America’s big cities voted overwhelmingly in favor of Hillary Clinton over Donald Trump in the US presidential election—and no metropolitan area went more for Clinton than the nation’s capital of Washington, DC.
That means tensions are rising as some 800,000 Trump supporters expected to attend his inauguration tomorrow begin to stream into the city. Clad in patriotic garb and “Make America Great” caps, Trump supporters from around the country wandered the grassy Mall where the spillover audience will stand for the inauguration, visited the Washington Monument, and attended an inaugural concert at Lincoln Memorial on Thursday afternoon.
Trump and his wife Melania greeted the crowds at the Lincoln Memorial concert Thursday evening.

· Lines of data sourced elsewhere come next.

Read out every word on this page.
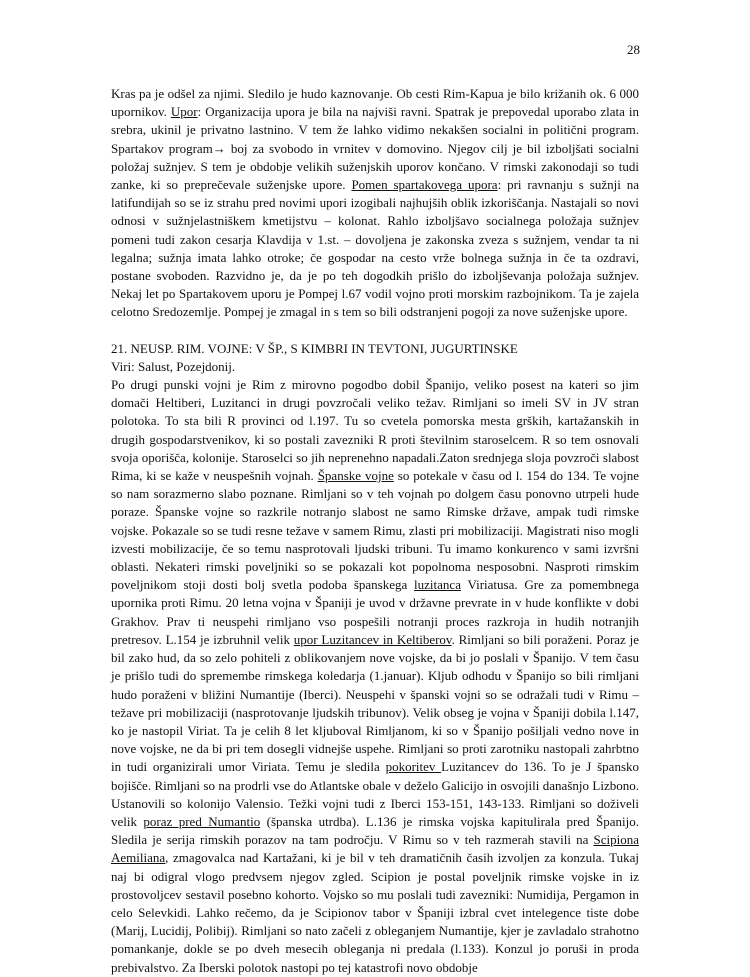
28

Kras pa je odšel za njimi. Sledilo je hudo kaznovanje. Ob cesti Rim-Kapua je bilo križanih ok. 6 000 upornikov. Upor: Organizacija upora je bila na najviši ravni. Spatrak je prepovedal uporabo zlata in srebra, ukinil je privatno lastnino. V tem že lahko vidimo nekakšen socialni in politični program. Spartakov program→ boj za svobodo in vrnitev v domovino. Njegov cilj je bil izboljšati socialni položaj sužnjev. S tem je obdobje velikih suženjskih uporov končano. V rimski zakonodaji so tudi zanke, ki so preprečevale suženjske upore. Pomen spartakovega upora: pri ravnanju s sužnji na latifundijah so se iz strahu pred novimi upori izogibali najhujših oblik izkoriščanja. Nastajali so novi odnosi v sužnjelastniškem kmetijstvu – kolonat. Rahlo izboljšavo socialnega položaja sužnjev pomeni tudi zakon cesarja Klavdija v 1.st. – dovoljena je zakonska zveza s sužnjem, vendar ta ni legalna; sužnja imata lahko otroke; če gospodar na cesto vrže bolnega sužnja in če ta ozdravi, postane svoboden. Razvidno je, da je po teh dogodkih prišlo do izboljševanja položaja sužnjev. Nekaj let po Spartakovem uporu je Pompej l.67 vodil vojno proti morskim razbojnikom. Ta je zajela celotno Sredozemlje. Pompej je zmagal in s tem so bili odstranjeni pogoji za nove suženjske upore.

21. NEUSP. RIM. VOJNE: V ŠP., S KIMBRI IN TEVTONI, JUGURTINSKE

Viri: Salust, Pozejdonij.

Po drugi punski vojni je Rim z mirovno pogodbo dobil Španijo, veliko posest na kateri so jim domači Heltiberi, Luzitanci in drugi povzročali veliko težav. Rimljani so imeli SV in JV stran polotoka. To sta bili R provinci od l.197. Tu so cvetela pomorska mesta grških, kartažanskih in drugih gospodarstvenikov, ki so postali zavezniki R proti številnim staroselcem. R so tem osnovali svoja oporišča, kolonije. Staroselci so jih neprenehno napadali.Zaton srednjega sloja povzroči slabost Rima, ki se kaže v neuspešnih vojnah. Španske vojne so potekale v času od l. 154 do 134. Te vojne so nam sorazmerno slabo poznane. Rimljani so v teh vojnah po dolgem času ponovno utrpeli hude poraze. Španske vojne so razkrile notranjo slabost ne samo Rimske države, ampak tudi rimske vojske. Pokazale so se tudi resne težave v samem Rimu, zlasti pri mobilizaciji. Magistrati niso mogli izvesti mobilizacije, če so temu nasprotovali ljudski tribuni. Tu imamo konkurenco v sami izvršni oblasti. Nekateri rimski poveljniki so se pokazali kot popolnoma nesposobni. Nasproti rimskim poveljnikom stoji dosti bolj svetla podoba španskega luzitanca Viriatusa. Gre za pomembnega upornika proti Rimu. 20 letna vojna v Španiji je uvod v državne prevrate in v hude konflikte v dobi Grakhov. Prav ti neuspehi rimljano vso pospešili notranji proces razkroja in hudih notranjih pretresov. L.154 je izbruhnil velik upor Luzitancev in Keltiberov. Rimljani so bili poraženi. Poraz je bil zako hud, da so zelo pohiteli z oblikovanjem nove vojske, da bi jo poslali v Španijo. V tem času je prišlo tudi do spremembe rimskega koledarja (1.januar). Kljub odhodu v Španijo so bili rimljani hudo poraženi v bližini Numantije (Iberci). Neuspehi v španski vojni so se odražali tudi v Rimu – težave pri mobilizaciji (nasprotovanje ljudskih tribunov). Velik obseg je vojna v Španiji dobila l.147, ko je nastopil Viriat. Ta je celih 8 let kljuboval Rimljanom, ki so v Španijo pošiljali vedno nove in nove vojske, ne da bi pri tem dosegli vidnejše uspehe. Rimljani so proti zarotniku nastopali zahrbtno in tudi organizirali umor Viriata. Temu je sledila pokoritev Luzitancev do 136. To je J špansko bojišče. Rimljani so na prodrli vse do Atlantske obale v deželo Galicijo in osvojili današnjo Lizbono. Ustanovili so kolonijo Valensio. Težki vojni tudi z Iberci 153-151, 143-133. Rimljani so doživeli velik poraz pred Numantio (španska utrdba). L.136 je rimska vojska kapitulirala pred Španijo. Sledila je serija rimskih porazov na tam področju. V Rimu so v teh razmerah stavili na Scipiona Aemiliana, zmagovalca nad Kartažani, ki je bil v teh dramatičnih časih izvoljen za konzula. Tukaj naj bi odigral vlogo predvsem njegov zgled. Scipion je postal poveljnik rimske vojske in iz prostovoljcev sestavil posebno kohorto. Vojsko so mu poslali tudi zavezniki: Numidija, Pergamon in celo Selevkidi. Lahko rečemo, da je Scipionov tabor v Španiji izbral cvet intelegence tiste dobe (Marij, Lucidij, Polibij). Rimljani so nato začeli z obleganjem Numantije, kjer je zavladalo strahotno pomankanje, dokle se po dveh mesecih obleganja ni predala (l.133). Konzul jo poruši in proda prebivalstvo. Za Iberski polotok nastopi po tej katastrofi novo obdobje
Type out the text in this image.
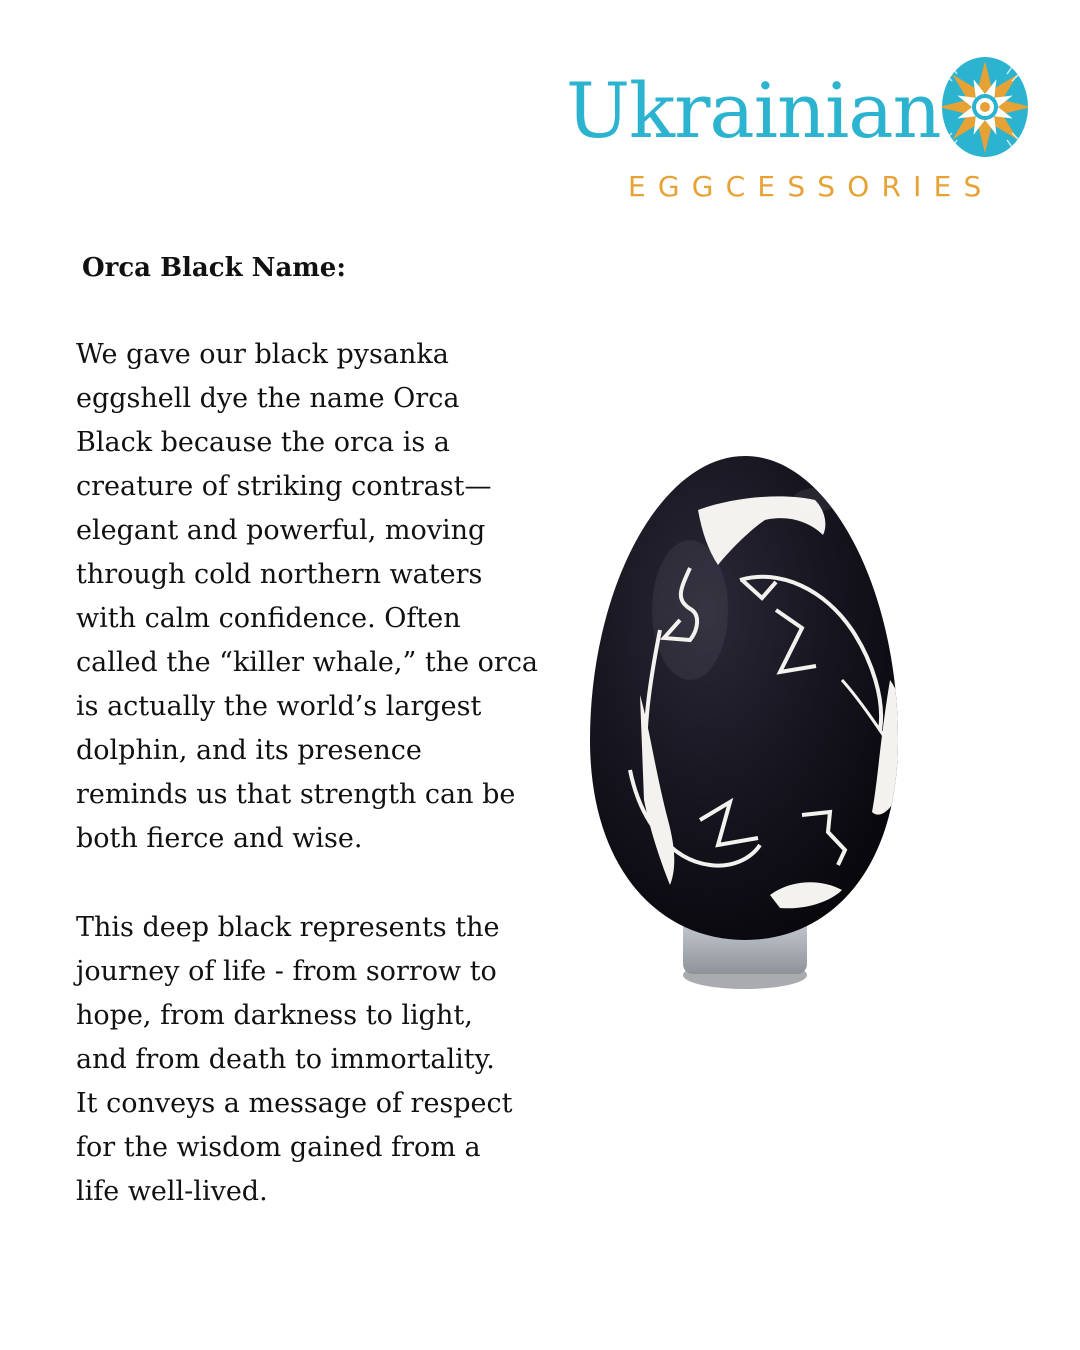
Ukrainian
EGGCESSORIES
Orca Black Name:
We gave our black pysanka
eggshell dye the name Orca
Black because the orca is a
creature of striking contrast—
elegant and powerful, moving
through cold northern waters
with calm confidence. Often
called the “killer whale,” the orca
is actually the world’s largest
dolphin, and its presence
reminds us that strength can be
both fierce and wise.
This deep black represents the
journey of life - from sorrow to
hope, from darkness to light,
and from death to immortality.
It conveys a message of respect
for the wisdom gained from a
life well-lived.
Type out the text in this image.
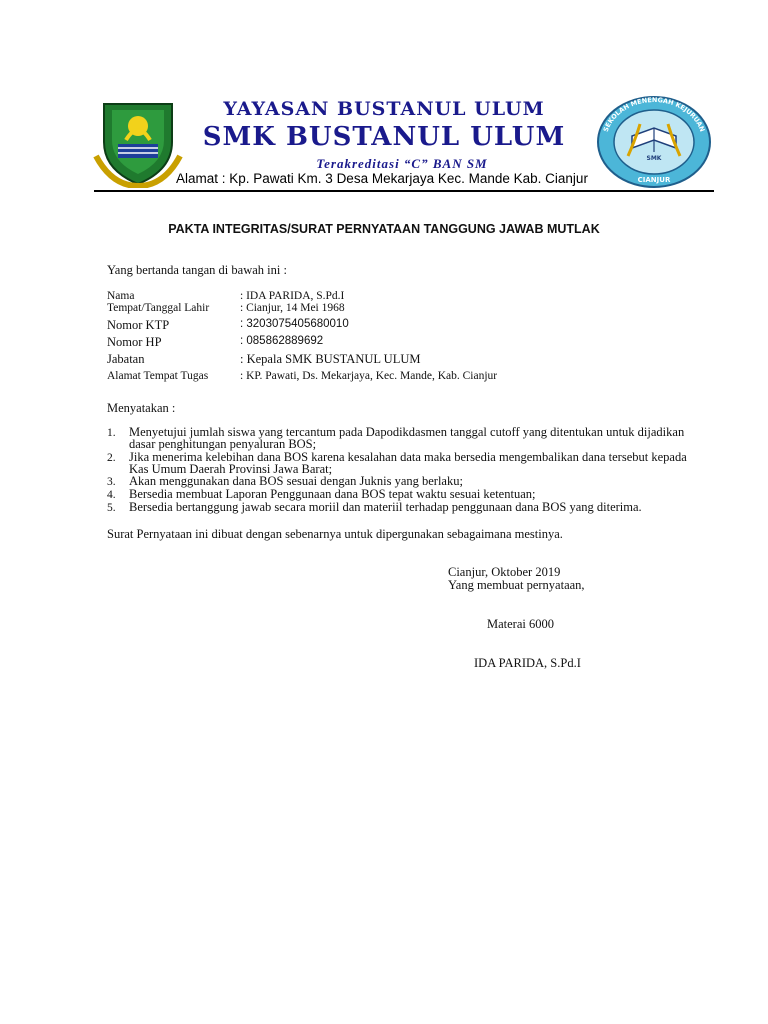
SMK
SEKOLAH MENENGAH KEJURUAN
CIANJUR
YAYASAN BUSTANUL ULUM
SMK BUSTANUL ULUM
Terakreditasi “C” BAN SM
Alamat : Kp. Pawati Km. 3 Desa Mekarjaya Kec. Mande Kab. Cianjur
PAKTA INTEGRITAS/SURAT PERNYATAAN TANGGUNG JAWAB MUTLAK
Yang bertanda tangan di bawah ini :
Nama	: IDA PARIDA, S.Pd.I
Tempat/Tanggal Lahir	: Cianjur, 14 Mei 1968
Nomor KTP	: 3203075405680010
Nomor HP	: 085862889692
Jabatan	: Kepala SMK BUSTANUL ULUM
Alamat Tempat Tugas	: KP. Pawati, Ds. Mekarjaya, Kec. Mande, Kab. Cianjur
Menyatakan :
1. Menyetujui jumlah siswa yang tercantum pada Dapodikdasmen tanggal cutoff yang ditentukan untuk dijadikan dasar penghitungan penyaluran BOS;
2. Jika menerima kelebihan dana BOS karena kesalahan data maka bersedia mengembalikan dana tersebut kepada Kas Umum Daerah Provinsi Jawa Barat;
3. Akan menggunakan dana BOS sesuai dengan Juknis yang berlaku;
4. Bersedia membuat Laporan Penggunaan dana BOS tepat waktu sesuai ketentuan;
5. Bersedia bertanggung jawab secara moriil dan materiil terhadap penggunaan dana BOS yang diterima.
Surat Pernyataan ini dibuat dengan sebenarnya untuk dipergunakan sebagaimana mestinya.
Cianjur, Oktober 2019
Yang membuat pernyataan,
Materai 6000
IDA PARIDA, S.Pd.I
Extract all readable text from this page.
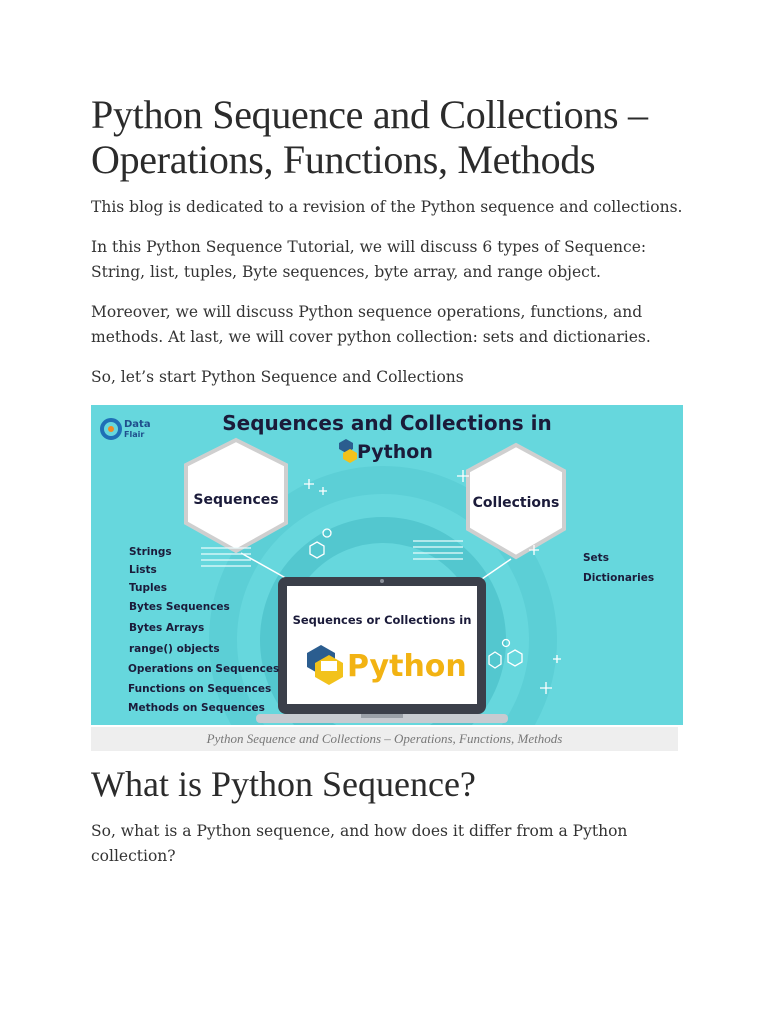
Python Sequence and Collections – Operations, Functions, Methods

This blog is dedicated to a revision of the Python sequence and collections.

In this Python Sequence Tutorial, we will discuss 6 types of Sequence: String, list, tuples, Byte sequences, byte array, and range object.

Moreover, we will discuss Python sequence operations, functions, and methods. At last, we will cover python collection: sets and dictionaries.

So, let’s start Python Sequence and Collections

Data
Flair	Sequences and Collections in
Python
Sequences	Collections
Sequences or Collections in
Python
Strings
Lists
Tuples
Bytes Sequences
Bytes Arrays
range() objects
Operations on Sequences
Functions on Sequences
Methods on Sequences
Sets
Dictionaries
Python Sequence and Collections – Operations, Functions, Methods
What is Python Sequence?

So, what is a Python sequence, and how does it differ from a Python collection?
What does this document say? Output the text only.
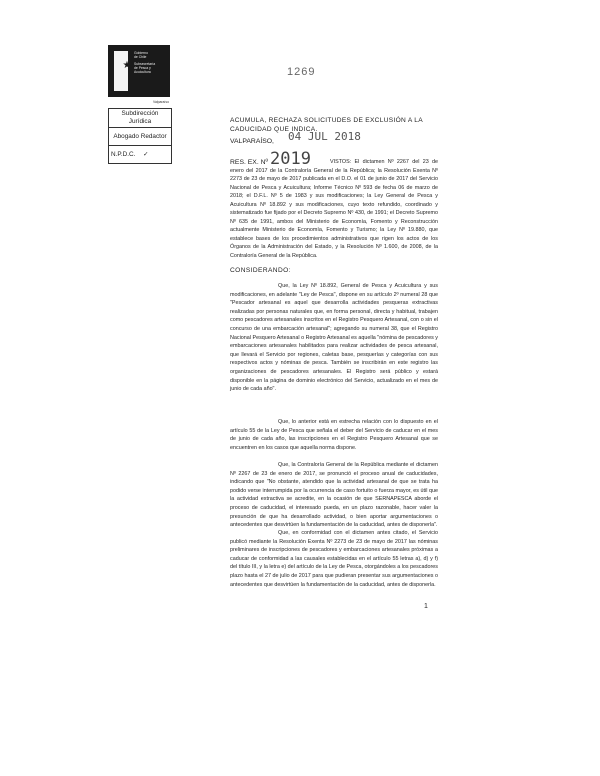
★
Gobierno
de Chile
Subsecretaría
de Pesca y
Acuicultura
Valparaíso
Subdirección Jurídica
Abogado Redactor
N.P.D.C. ✓
1269
ACUMULA, RECHAZA SOLICITUDES DE EXCLUSIÓN A LA
CADUCIDAD QUE INDICA.
VALPARAÍSO, 04 JUL 2018
RES. EX. Nº 2019	VISTOS: El dictamen Nº 2267 del 23 de enero del 2017 de la Contraloría General de la República; la Resolución Exenta Nº 2273 de 23 de mayo de 2017 publicada en el D.O. el 01 de junio de 2017 del Servicio Nacional de Pesca y Acuicultura; Informe Técnico Nº 593 de fecha 06 de marzo de 2018; el D.F.L. Nº 5 de 1983 y sus modificaciones; la Ley General de Pesca y Acuicultura Nº 18.892 y sus modificaciones, cuyo texto refundido, coordinado y sistematizado fue fijado por el Decreto Supremo Nº 430, de 1991; el Decreto Supremo Nº 635 de 1991, ambos del Ministerio de Economía, Fomento y Reconstrucción actualmente Ministerio de Economía, Fomento y Turismo; la Ley Nº 19.880, que establece bases de los procedimientos administrativos que rigen los actos de los Órganos de la Administración del Estado, y la Resolución Nº 1.600, de 2008, de la Contraloría General de la República.
CONSIDERANDO:
Que, la Ley Nº 18.892, General de Pesca y Acuicultura y sus modificaciones, en adelante "Ley de Pesca", dispone en su artículo 2º numeral 28 que "Pescador artesanal es aquel que desarrolla actividades pesqueras extractivas realizadas por personas naturales que, en forma personal, directa y habitual, trabajen como pescadores artesanales inscritos en el Registro Pesquero Artesanal, con o sin el concurso de una embarcación artesanal"; agregando su numeral 38, que el Registro Nacional Pesquero Artesanal o Registro Artesanal es aquella "nómina de pescadores y embarcaciones artesanales habilitados para realizar actividades de pesca artesanal, que llevará el Servicio por regiones, caletas base, pesquerías y categorías con sus respectivos actos y nóminas de pesca. También se inscribirán en este registro las organizaciones de pescadores artesanales. El Registro será público y estará disponible en la página de dominio electrónico del Servicio, actualizado en el mes de junio de cada año".
Que, lo anterior está en estrecha relación con lo dispuesto en el artículo 55 de la Ley de Pesca que señala el deber del Servicio de caducar en el mes de junio de cada año, las inscripciones en el Registro Pesquero Artesanal que se encuentren en los casos que aquella norma dispone.
Que, la Contraloría General de la República mediante el dictamen Nº 2267 de 23 de enero de 2017, se pronunció el proceso anual de caducidades, indicando que "No obstante, atendido que la actividad artesanal de que se trata ha podido verse interrumpida por la ocurrencia de caso fortuito o fuerza mayor, es útil que la actividad extractiva se acredite, en la ocasión de que SERNAPESCA aborde el proceso de caducidad, el interesado pueda, en un plazo razonable, hacer valer la presunción de que ha desarrollado actividad, o bien aportar argumentaciones o antecedentes que desvirtúen la fundamentación de la caducidad, antes de disponerla".
Que, en conformidad con el dictamen antes citado, el Servicio publicó mediante la Resolución Exenta Nº 2273 de 23 de mayo de 2017 las nóminas preliminares de inscripciones de pescadores y embarcaciones artesanales próximas a caducar de conformidad a las causales establecidas en el artículo 55 letras a), d) y f) del título III, y la letra e) del artículo de la Ley de Pesca, otorgándoles a los pescadores plazo hasta el 27 de julio de 2017 para que pudieran presentar sus argumentaciones o antecedentes que desvirtúen la fundamentación de la caducidad, antes de disponerla.
1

The massive chasm that opened between Trump supporters and those who opposed him during this election does not appear to have subsided. The tension between the influx of visitors and DC residents is palpable, with local commuters eyeing folks clad in Trump gear warily on the subways and sidewalks. Rallies supporting outgoing president Barack Obama and protests against Trump are springing up all over the city. Ahead of the Lincoln Memorial concert, Obama fans held a demonstration in front of the White House.
On Wednesday night, a man set himself on fire outside of Trump International Hotel, the former post office building that is now one of Trump’s most glaring conflicts of interest. At least a dozen counter protests are planned in the city on inauguration day, and as many as 200,000 people are expected for the Jan. 21 “Women’s March” for women’s rights that was organized in response to Trump’s triumph in November.
Across Capitol Hill, behind the US Capitol building, residents planted signs with quotes from Martin Luther King Jr.—like “Injustice anywhere is a threat to justice anywhere”—along the routes people are likely to take to the inauguration. A vendor on Pennsylvania Avenue, where the inaugural parade will run tomorrow, was selling t-shirts on Thursday that said “My body, my choice,” but nothing with “Trump” on it, and a scruffy band played electric guitar in front of “F-CK Trump” graffiti near Eastern Market.
Outside the Foggy Bottom Metro, a street vendor was doing brisk business in “Obama 44” t-shirts at the same time that he was selling “Make America Great Again” buttons.
Selling “like hotcakes!” he said, of both items.
DC Democrats
While a tiny portion of DC’s 680,00 population ebbs and flows depending on who is in the White House, the permanent residents of the city are, for the most part, staunchly Democratic. About half the population is African-American, and in the 2016 presidential election the county was the most Democratic-leaning in the country:
Though the incoming Republican administration may mean more Republicans in some of the city’s more expensive suburbs, the city is home to a variety of nonprofits and industry groups whose employees help bolster and maintain Democratic turnout. The national headquarters of civil rights groups like the American Civil Liberties Union are in New York City, for example, but they have a strong DC presence as well.
Some of the city’s residents will be “celebrating” the inauguration by completely avoiding it, and have already left town. Others are organizing events during the inauguration that involve trying to ignore it completely. “We’re not turning on the TV, we will have alcohol, and our kids will be a little feral in the back yards,” said one local, who calls the event the “Inaugural Bawl.”
“We’re going to drown our sorrows for the day, and then tomorrow we’re going to pick ourselves up and go to the women’s march,” she said.